The whole point of UUID was to leverage the properties of randomness to generate unique IDs without requiring coordination. UUIDv7 seems to take things in a philosophically different path. People chose UUID for scalability and simplicity (both of which you get as a result of doing away with the coordination overhead), not for raw performance...
That's the other thing which drives me nuts; people who don't understand the difference between performance and scalability. People foolishly equate scalability with parallelism or concurrency; whereas that's just one aspect of it; scalability is a much broader topic. It's the difference between a theoretical system which is fast given a certain artificially small input size and one which actually performs better as the input size grows.

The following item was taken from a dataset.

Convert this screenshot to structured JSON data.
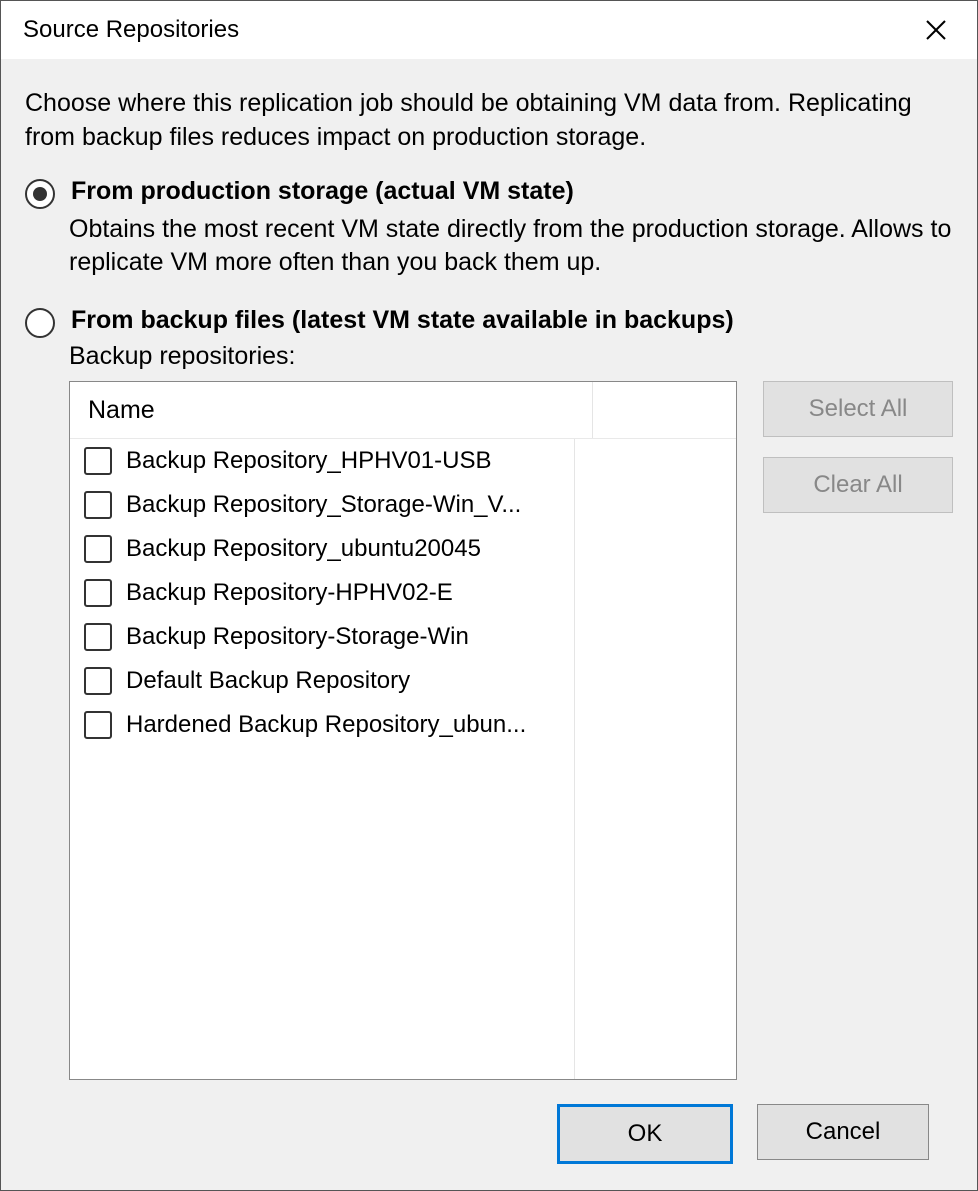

Lastly; no mention is made about the complex logic which has to take place behind the scenes to generate UUIDv7 IDs... People take it for granted that all computers have a clock which can produce accurate timestamps where all computers in the world are magically in-sync... UUIDv7 is not simple; it's very complicated. It has a lot of additional complexity and dependencies compared to UUIDv4. Just because that complexity is very well hidden from most developers, doesn't mean it's not there and that it's not a dependency... This may become especially obvious as we move to a world of robotics and embedded systems where cheap microchips may not have enough Flash memory to hold the code for the kinds of programs required to compute such elaborate IDs.